DEAR TIM: The sun punishes me and my family when we try to relax on our patio and deck. An awning does not appeal to me because I do want some filtered sunlight to pass through, but not too much.
I am very interested in a elegant wood arbor/shelter of some type but do not want a forest of support posts. Furthermore, I do not want to feel closed in by the shelter. Do you have any ideas or am I asking for too much? Sally P., Aurora, IN
DEAR SALLY: Rest assured that I have worked for many people who were far more demanding. If only many of my past customers had your great sense of vision and proportion. Your requests are very reasonable and the good news is that they are achievable.
Patio and deck shade shelters are very effective at blocking harsh summer sun rays. Depending upon the design of the structure and the spacing of the wood members, you can block a great deal of sunlight. The amount of shade that is created is also a function of the angle of the sun in the sky. When the sun is at a lower angle during the mid morning and mid afternoon time frames, a great deal of shade can be created by these functional and gorgeous shelters.
Shade Shelter vs Rain Shelter
The first step is to plan where the edges of the shelter need to be to offer shade to the most important parts of your deck and patio. A shade shelter is much different than a rain shelter. If you want to stay dry in a light to moderate rain shower, a typical shelter does not require much of an overhang. But a shade shelter is much different. Direct sunlight can pour into the patio and deck seating areas if the overhang of the shade shelter is not large enough.

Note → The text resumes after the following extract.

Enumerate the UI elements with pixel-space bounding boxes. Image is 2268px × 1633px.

Create a quick schedule of the times you use your deck and patio. You should focus on the mid and late-afternoon times as these can be the hottest part of the day. On a sunny day, hold a regular straw broom upside down such that the end of the broom is nine to ten feet off the level of the deck or patio. Proceed to stand at different locations around the outer edges of your deck and patio to see where a shadow is cast. Make chalk marks on the deck and patio surfaces noting the time of day. As the sun moves, so will your chalk marks.
You can eliminate support posts that will hold up the shade shelter by switching to steel beams or possibly laminated wood beams made from rot-resistant redwood and exterior rated glue. I actually prefer redwood for shade shelters. Redwood comes in many different economical grades that work very well for this purpose. If you decide to use steel beams that can span 20 or more feet between support posts, you will undoubtedly have to consult with a structural engineer. This person will size the beams and columns as well as specify how all structural elements will be connected together. The money invested in engineering pays dividends for many years.
How Tall Should an Arbor Be?
To prevent a closed-in feeling while relaxing under the shelter, be sure the main body of the wood slats is at least nine feet off the surface of the deck and patio. Ten feet might be an even better height. To get a feel for the correct height, you might have a local outdoor restaurant or garden supply business that has a similar shade shelter. If you find one that feels right, measure its height off the ground.
Be sure to coat all of the lumber with an epoxy-fortified synthetic resin water repellent before the shelter is built. This trick will save you hours of labor since it is so difficult to apply wood water repellent overhead. Applying the product before hand also insures that all the wood is treated. If you wait until the shelter is built, it becomes impossible to coat wood where one piece of lumber sits on top of another piece. If at all possible, try to use stainless steel nails and bolts. These will not rust. If you can't find these, then use only hot-dipped galvanized fasteners.